Этот день не предвещал ничего дурного, я как обычно прогуливался по цветущему парку, и любезно помогал дамам с колясками, всякого рода незначительными проявлениями своей воспитанности. Мимо пробегали дети постарше пяти лет и, падая в сочную траву, хвалились размерами заработанных царапин. Гордые псы разнообразных мастей и пород деловито обходили мою надоедливую персону и осуждающе разглядывали маленьких детей, так никчемно тративших силы на растягивание маминых юбок. Запах майского воскресного утра отражался на моем лице блаженной улыбкой, оттого-то я, постукивая тросточкой по гладко выстеленному тротуару, нередко посещал этот благоухающий участок давно зачерненной земли. Как всегда я направлялся к своей лавочке, весьма удобно расположенной под деревом белой сирени. Она часто пустовала, отгоняя от себя желающих присесть всякого рода жучками, маячащими у носа на пути к сладким листикам растения, конечно же, в основном боялись их дамы с детьми, но оттого-то, что в большинстве своем только они и посещали парк, я, к своему восхищению, всегда находил излюбленное место пустующим. Весеннее солнце еще не пекло, но уже нагревало холодные плечи, я же запасливо брал с собой зонт. Ко всему вдобавок, дни такого препровождения не проходили впустую: бывало я знакомился со странными и интересными людьми, узнавая столько нового, что, казалось, прожитые мной годы нахально врали о разного рода вещах. Нередко я приносил с собой в парк и книгу, погружаясь в успокаивающее чтение, которое я заканчивал только лишь с закатом. Бывало, вычитывая что-то стоящее, я пересказывал это подсевшим ко мне людям и те, как всегда с интересом дослушивая до конца, не верили в свое несчастье расстаться со мной, а зачастую я и самому себе не отказывал в переосмыслении интересных историй. Наконец подойдя к лавке, я стряхнул с нее лепестки сирени, только которые на ней пока и лежали. Затем, аккуратно присев на самый край, немного поерзал и замер, найдя так необходимый «консенсус». После, положив зонт рядом, в связи его необходимости, и так укрытый прохладной тенью сирени я, как обычно, закинул ногу на ногу и достал из внутреннего кармана пиджака маленькую потрепанную книжку, дальше вынул мятый фантик конфеты, служивший закладкой, и погрузился в недра писательской мысли. Блаженный запах сирени умилял мою душу. Где-то за ухом жужжал шмель, а под ногами скакали голодные воробьи.

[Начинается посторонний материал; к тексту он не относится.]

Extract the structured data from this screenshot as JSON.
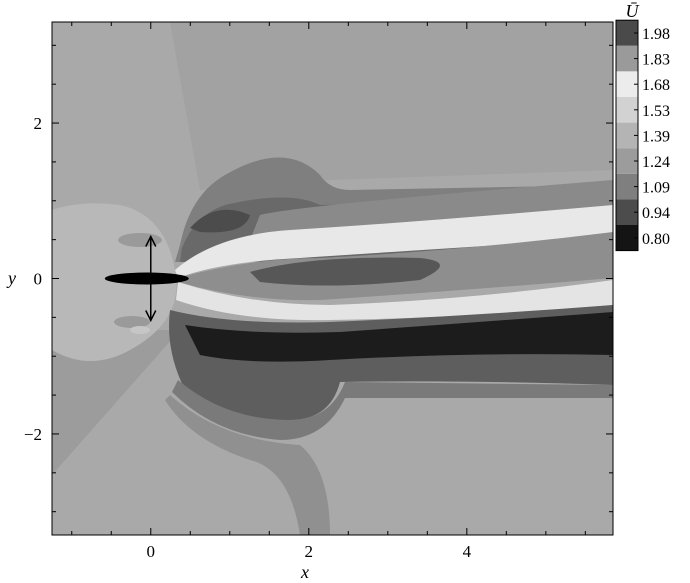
{
  "chart_data": {
    "type": "heatmap",
    "description_kind": "filled contour plot",
    "xlabel": "x",
    "ylabel": "y",
    "xlim": [
      -1.25,
      5.85
    ],
    "ylim": [
      -3.3,
      3.3
    ],
    "x_ticks": [
      0,
      2,
      4
    ],
    "x_tick_labels": [
      "0",
      "2",
      "4"
    ],
    "y_ticks": [
      -2,
      0,
      2
    ],
    "y_tick_labels": [
      "−2",
      "0",
      "2"
    ],
    "colorbar": {
      "title": "Ū",
      "levels": [
        1.98,
        1.83,
        1.68,
        1.53,
        1.39,
        1.24,
        1.09,
        0.94,
        0.8
      ],
      "level_labels": [
        "1.98",
        "1.83",
        "1.68",
        "1.53",
        "1.39",
        "1.24",
        "1.09",
        "0.94",
        "0.80"
      ],
      "colors": [
        "#4a4a4a",
        "#9a9a9a",
        "#ececec",
        "#d2d2d2",
        "#b4b4b4",
        "#9c9c9c",
        "#7f7f7f",
        "#4c4c4c",
        "#141414"
      ]
    },
    "grid": false,
    "palette": {
      "background": "#a8a8a8",
      "upstream_bubble": "#b9b9b9",
      "wake_light": "#e6e6e6",
      "wake_dark": "#222222",
      "body": "#000000"
    }
  }
}
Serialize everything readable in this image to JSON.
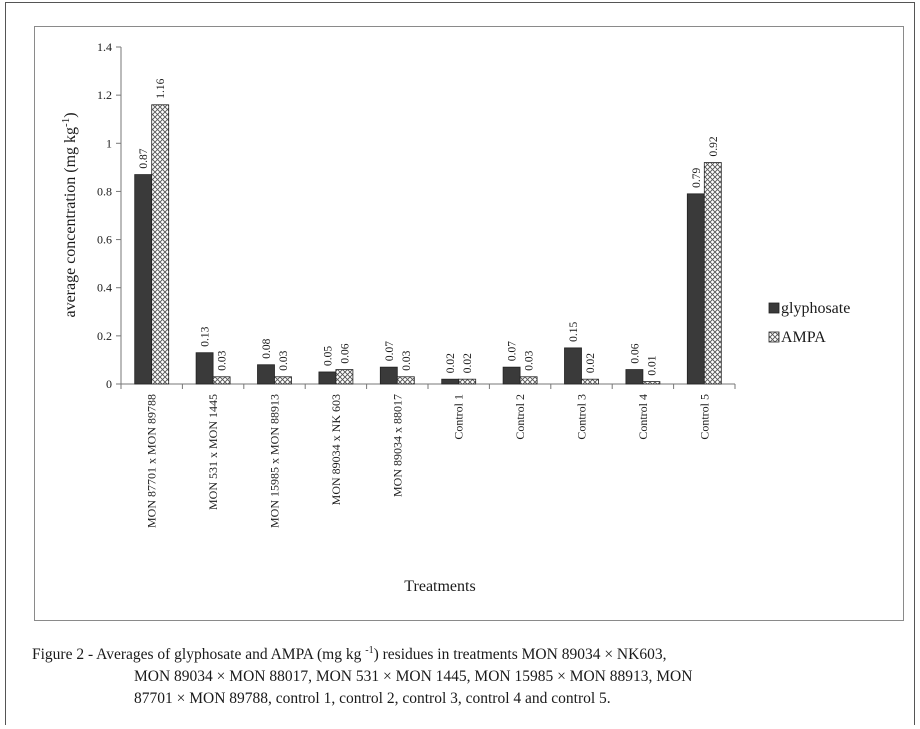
{
  "chart_data": {
    "type": "bar",
    "title": "",
    "xlabel": "Treatments",
    "ylabel_main": "average concentration (mg kg",
    "ylabel_sup": "-1",
    "ylabel_tail": ")",
    "ylim": [
      0,
      1.4
    ],
    "yticks": [
      "0",
      "0.2",
      "0.4",
      "0.6",
      "0.8",
      "1",
      "1.2",
      "1.4"
    ],
    "categories": [
      "MON 87701 x MON 89788",
      "MON 531 x MON 1445",
      "MON 15985 x MON 88913",
      "MON 89034 x NK 603",
      "MON 89034 x 88017",
      "Control 1",
      "Control 2",
      "Control 3",
      "Control 4",
      "Control 5"
    ],
    "series": [
      {
        "name": "glyphosate",
        "values": [
          0.87,
          0.13,
          0.08,
          0.05,
          0.07,
          0.02,
          0.07,
          0.15,
          0.06,
          0.79
        ],
        "labels": [
          "0.87",
          "0.13",
          "0.08",
          "0.05",
          "0.07",
          "0.02",
          "0.07",
          "0.15",
          "0.06",
          "0.79"
        ]
      },
      {
        "name": "AMPA",
        "values": [
          1.16,
          0.03,
          0.03,
          0.06,
          0.03,
          0.02,
          0.03,
          0.02,
          0.01,
          0.92
        ],
        "labels": [
          "1.16",
          "0.03",
          "0.03",
          "0.06",
          "0.03",
          "0.02",
          "0.03",
          "0.02",
          "0.01",
          "0.92"
        ]
      }
    ],
    "legend_position": "right",
    "grid": false,
    "colors": {
      "glyphosate": "#3a3a3a",
      "AMPA": "#ffffff",
      "pattern": "#555555"
    }
  },
  "caption": {
    "prefix": "Figure 2 - Averages of glyphosate and AMPA (mg kg ",
    "sup": "-1",
    "line1_rest": ") residues in treatments MON 89034 × NK603,",
    "line2": "MON 89034 × MON 88017, MON 531 × MON 1445, MON 15985 × MON 88913, MON",
    "line3": "87701 × MON 89788, control 1, control 2, control 3, control 4 and control 5."
  }
}
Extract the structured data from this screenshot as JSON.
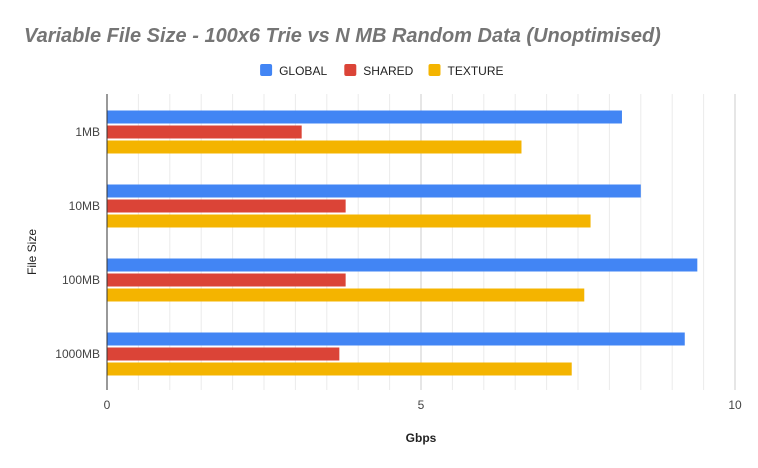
{
  "chart_data": {
    "type": "bar",
    "orientation": "horizontal",
    "title": "Variable File Size - 100x6 Trie vs N MB Random Data (Unoptimised)",
    "xlabel": "Gbps",
    "ylabel": "File Size",
    "categories": [
      "1MB",
      "10MB",
      "100MB",
      "1000MB"
    ],
    "series": [
      {
        "name": "GLOBAL",
        "color": "#4285f4",
        "values": [
          8.2,
          8.5,
          9.4,
          9.2
        ]
      },
      {
        "name": "SHARED",
        "color": "#db4437",
        "values": [
          3.1,
          3.8,
          3.8,
          3.7
        ]
      },
      {
        "name": "TEXTURE",
        "color": "#f4b400",
        "values": [
          6.6,
          7.7,
          7.6,
          7.4
        ]
      }
    ],
    "xlim": [
      0,
      10
    ],
    "x_ticks": [
      "0",
      "5",
      "10"
    ],
    "minor_gridlines": true,
    "legend_position": "top"
  }
}
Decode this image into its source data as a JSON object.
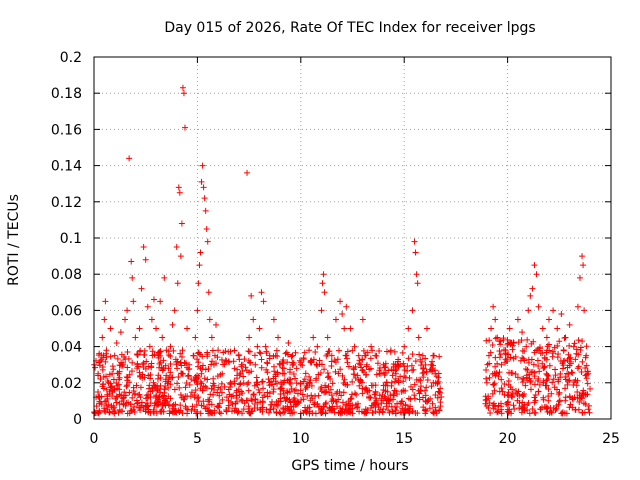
{
  "chart_data": {
    "type": "scatter",
    "title": "Day 015 of 2026, Rate Of TEC Index for receiver lpgs",
    "xlabel": "GPS time / hours",
    "ylabel": "ROTI / TECUs",
    "xlim": [
      0,
      25
    ],
    "ylim": [
      0,
      0.2
    ],
    "x_ticks": [
      0,
      5,
      10,
      15,
      20,
      25
    ],
    "y_ticks": [
      0,
      0.02,
      0.04,
      0.06,
      0.08,
      0.1,
      0.12,
      0.14,
      0.16,
      0.18,
      0.2
    ],
    "x_tick_labels": [
      "0",
      "5",
      "10",
      "15",
      "20",
      "25"
    ],
    "y_tick_labels": [
      "0",
      "0.02",
      "0.04",
      "0.06",
      "0.08",
      "0.1",
      "0.12",
      "0.14",
      "0.16",
      "0.18",
      "0.2"
    ],
    "grid": true,
    "marker": "plus",
    "color": "#ff0000",
    "series": [
      {
        "points": [
          [
            0.1,
            0.012
          ],
          [
            0.2,
            0.025
          ],
          [
            0.3,
            0.032
          ],
          [
            0.4,
            0.045
          ],
          [
            0.5,
            0.055
          ],
          [
            0.55,
            0.065
          ],
          [
            0.6,
            0.038
          ],
          [
            0.7,
            0.02
          ],
          [
            0.8,
            0.05
          ],
          [
            0.9,
            0.015
          ],
          [
            1.0,
            0.035
          ],
          [
            1.1,
            0.042
          ],
          [
            1.2,
            0.025
          ],
          [
            1.3,
            0.048
          ],
          [
            1.4,
            0.03
          ],
          [
            1.5,
            0.055
          ],
          [
            1.6,
            0.06
          ],
          [
            1.7,
            0.144
          ],
          [
            1.8,
            0.087
          ],
          [
            1.85,
            0.078
          ],
          [
            1.9,
            0.065
          ],
          [
            2.0,
            0.045
          ],
          [
            2.1,
            0.03
          ],
          [
            2.2,
            0.05
          ],
          [
            2.3,
            0.072
          ],
          [
            2.4,
            0.095
          ],
          [
            2.5,
            0.088
          ],
          [
            2.6,
            0.062
          ],
          [
            2.7,
            0.04
          ],
          [
            2.8,
            0.055
          ],
          [
            2.9,
            0.066
          ],
          [
            3.0,
            0.05
          ],
          [
            3.1,
            0.035
          ],
          [
            3.2,
            0.065
          ],
          [
            3.3,
            0.045
          ],
          [
            3.4,
            0.078
          ],
          [
            3.5,
            0.038
          ],
          [
            3.6,
            0.028
          ],
          [
            3.7,
            0.04
          ],
          [
            3.8,
            0.052
          ],
          [
            3.9,
            0.06
          ],
          [
            4.0,
            0.095
          ],
          [
            4.05,
            0.075
          ],
          [
            4.1,
            0.128
          ],
          [
            4.15,
            0.125
          ],
          [
            4.2,
            0.09
          ],
          [
            4.25,
            0.108
          ],
          [
            4.3,
            0.183
          ],
          [
            4.35,
            0.18
          ],
          [
            4.4,
            0.161
          ],
          [
            4.5,
            0.05
          ],
          [
            4.6,
            0.03
          ],
          [
            4.7,
            0.022
          ],
          [
            4.8,
            0.035
          ],
          [
            4.9,
            0.045
          ],
          [
            5.0,
            0.06
          ],
          [
            5.05,
            0.075
          ],
          [
            5.1,
            0.085
          ],
          [
            5.15,
            0.092
          ],
          [
            5.2,
            0.131
          ],
          [
            5.25,
            0.14
          ],
          [
            5.3,
            0.128
          ],
          [
            5.35,
            0.122
          ],
          [
            5.4,
            0.115
          ],
          [
            5.45,
            0.105
          ],
          [
            5.5,
            0.098
          ],
          [
            5.55,
            0.07
          ],
          [
            5.6,
            0.055
          ],
          [
            5.7,
            0.045
          ],
          [
            5.8,
            0.03
          ],
          [
            5.9,
            0.052
          ],
          [
            6.0,
            0.038
          ],
          [
            6.2,
            0.025
          ],
          [
            6.4,
            0.032
          ],
          [
            6.6,
            0.02
          ],
          [
            6.8,
            0.028
          ],
          [
            7.0,
            0.035
          ],
          [
            7.2,
            0.03
          ],
          [
            7.4,
            0.136
          ],
          [
            7.5,
            0.045
          ],
          [
            7.6,
            0.068
          ],
          [
            7.7,
            0.055
          ],
          [
            7.8,
            0.03
          ],
          [
            7.9,
            0.04
          ],
          [
            8.0,
            0.05
          ],
          [
            8.1,
            0.07
          ],
          [
            8.2,
            0.065
          ],
          [
            8.3,
            0.04
          ],
          [
            8.5,
            0.035
          ],
          [
            8.7,
            0.055
          ],
          [
            8.9,
            0.045
          ],
          [
            9.0,
            0.03
          ],
          [
            9.2,
            0.025
          ],
          [
            9.4,
            0.042
          ],
          [
            9.6,
            0.035
          ],
          [
            9.8,
            0.028
          ],
          [
            10.0,
            0.03
          ],
          [
            10.2,
            0.022
          ],
          [
            10.4,
            0.038
          ],
          [
            10.6,
            0.045
          ],
          [
            10.8,
            0.04
          ],
          [
            11.0,
            0.06
          ],
          [
            11.05,
            0.075
          ],
          [
            11.1,
            0.08
          ],
          [
            11.15,
            0.07
          ],
          [
            11.3,
            0.045
          ],
          [
            11.5,
            0.035
          ],
          [
            11.7,
            0.055
          ],
          [
            11.9,
            0.065
          ],
          [
            12.0,
            0.058
          ],
          [
            12.1,
            0.05
          ],
          [
            12.2,
            0.062
          ],
          [
            12.4,
            0.05
          ],
          [
            12.6,
            0.04
          ],
          [
            12.8,
            0.035
          ],
          [
            13.0,
            0.055
          ],
          [
            13.2,
            0.03
          ],
          [
            13.4,
            0.04
          ],
          [
            13.6,
            0.035
          ],
          [
            13.8,
            0.025
          ],
          [
            14.0,
            0.03
          ],
          [
            14.2,
            0.015
          ],
          [
            14.4,
            0.02
          ],
          [
            14.6,
            0.025
          ],
          [
            14.8,
            0.03
          ],
          [
            15.0,
            0.04
          ],
          [
            15.2,
            0.05
          ],
          [
            15.4,
            0.06
          ],
          [
            15.5,
            0.098
          ],
          [
            15.55,
            0.092
          ],
          [
            15.6,
            0.08
          ],
          [
            15.65,
            0.075
          ],
          [
            15.7,
            0.045
          ],
          [
            15.9,
            0.035
          ],
          [
            16.1,
            0.05
          ],
          [
            16.3,
            0.03
          ],
          [
            16.5,
            0.025
          ],
          [
            16.6,
            0.02
          ],
          [
            16.7,
            0.015
          ],
          [
            19.0,
            0.02
          ],
          [
            19.1,
            0.035
          ],
          [
            19.2,
            0.05
          ],
          [
            19.3,
            0.062
          ],
          [
            19.4,
            0.055
          ],
          [
            19.5,
            0.045
          ],
          [
            19.7,
            0.03
          ],
          [
            19.9,
            0.038
          ],
          [
            20.1,
            0.05
          ],
          [
            20.3,
            0.042
          ],
          [
            20.5,
            0.055
          ],
          [
            20.7,
            0.048
          ],
          [
            20.9,
            0.04
          ],
          [
            21.0,
            0.06
          ],
          [
            21.1,
            0.068
          ],
          [
            21.2,
            0.072
          ],
          [
            21.3,
            0.085
          ],
          [
            21.4,
            0.08
          ],
          [
            21.5,
            0.062
          ],
          [
            21.7,
            0.05
          ],
          [
            21.9,
            0.045
          ],
          [
            22.0,
            0.055
          ],
          [
            22.2,
            0.06
          ],
          [
            22.4,
            0.05
          ],
          [
            22.6,
            0.058
          ],
          [
            22.8,
            0.045
          ],
          [
            23.0,
            0.052
          ],
          [
            23.2,
            0.04
          ],
          [
            23.4,
            0.062
          ],
          [
            23.5,
            0.078
          ],
          [
            23.6,
            0.09
          ],
          [
            23.65,
            0.085
          ],
          [
            23.7,
            0.06
          ],
          [
            23.8,
            0.035
          ],
          [
            23.9,
            0.025
          ]
        ]
      }
    ],
    "dense_band": [
      {
        "x_range": [
          0,
          16.8
        ],
        "y_range": [
          0.003,
          0.038
        ]
      },
      {
        "x_range": [
          18.9,
          24.0
        ],
        "y_range": [
          0.003,
          0.045
        ]
      }
    ]
  }
}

Неподалеку за спиной, где милым чугунным заборчиком кончался парк, и даже чуть дальше через улочку уже красовались дряблые сталинки, а между ними прозябала старенькая аптека с громадными часами в витрине, бой которых и оповещал меня о невозвратно уходящем времени. Сам аптекарь, милейшей души человек, весьма, как мне кажется, разумно проводил свой обеденный час на лавочке, противоположной мне, и, неторопливо вынимая из своего сморщенного годами рыжего кейса любовно завернутые в газету продукты, трапезничал, подкармливая голубей опрокинутыми на брюки крошками хлеба. В свои пятьдесят с хвостиком он не казался солидным мужчиной. Общаться с ним доводилось мне не так часто, лишь изредка совпадало перекинуться мнениями, но за тот короткий срок у меня сложилось о нем приятное впечатление. Его годами наигранная за прилавком аптеки интеллигентность и не всегда уместный ор являлись какими-то неизбежно связующими с несостоявшейся жизнью. Но, несмотря на то, он, одаренный на скупое молчание и вежливые шутки, всегда вызывал уважение. Однажды, как все тогда считали, одно из проданных им лекарств, якобы отпущенное без рецепта, убило пожилую леди, приезжали блюстители порядка и все казалось очень печальным. Тогда аптекарь плакал, как ребенок, даже не разобравшись, что таких медикаментов у него и нет, но после выяснилось, что были перепутаны две схожие по названию аптеки и тяжелый груз ответственности спал с его немощных плеч, а он еще несколько недель, как все тогда шутили «рыдал в своей постели», не снимая замка со своего лекарственного насеста. Я всегда здоровался с ним, как только встречал, и широко улыбаясь, протягивал руку, он как-то испуганно кидал на нее взгляд и несильно пожимал ладонь. В его лице было что-то очень интересное, большой нос и маленькие прищуренные глаза, серенький рот с пожеванными губами и зачесанные на бок волосы, с каким-то ледяным пробором великолепно подчеркивали эту эксцентричную натуру. Роста он был небольшого, но душа его, как почему-то не переставало казаться, не имела краев. Всякий раз, ненадолго выходя из аптеки, он не снимал нарукавников и белого рабочего фартука, словно боясь оставить с ними своей заинтересованности в распространении пахучих снадобий. Ни имени его, ни точного возраста я, увы, не знал, только это и ни к чему, все в округе так его и звали «аптекарь».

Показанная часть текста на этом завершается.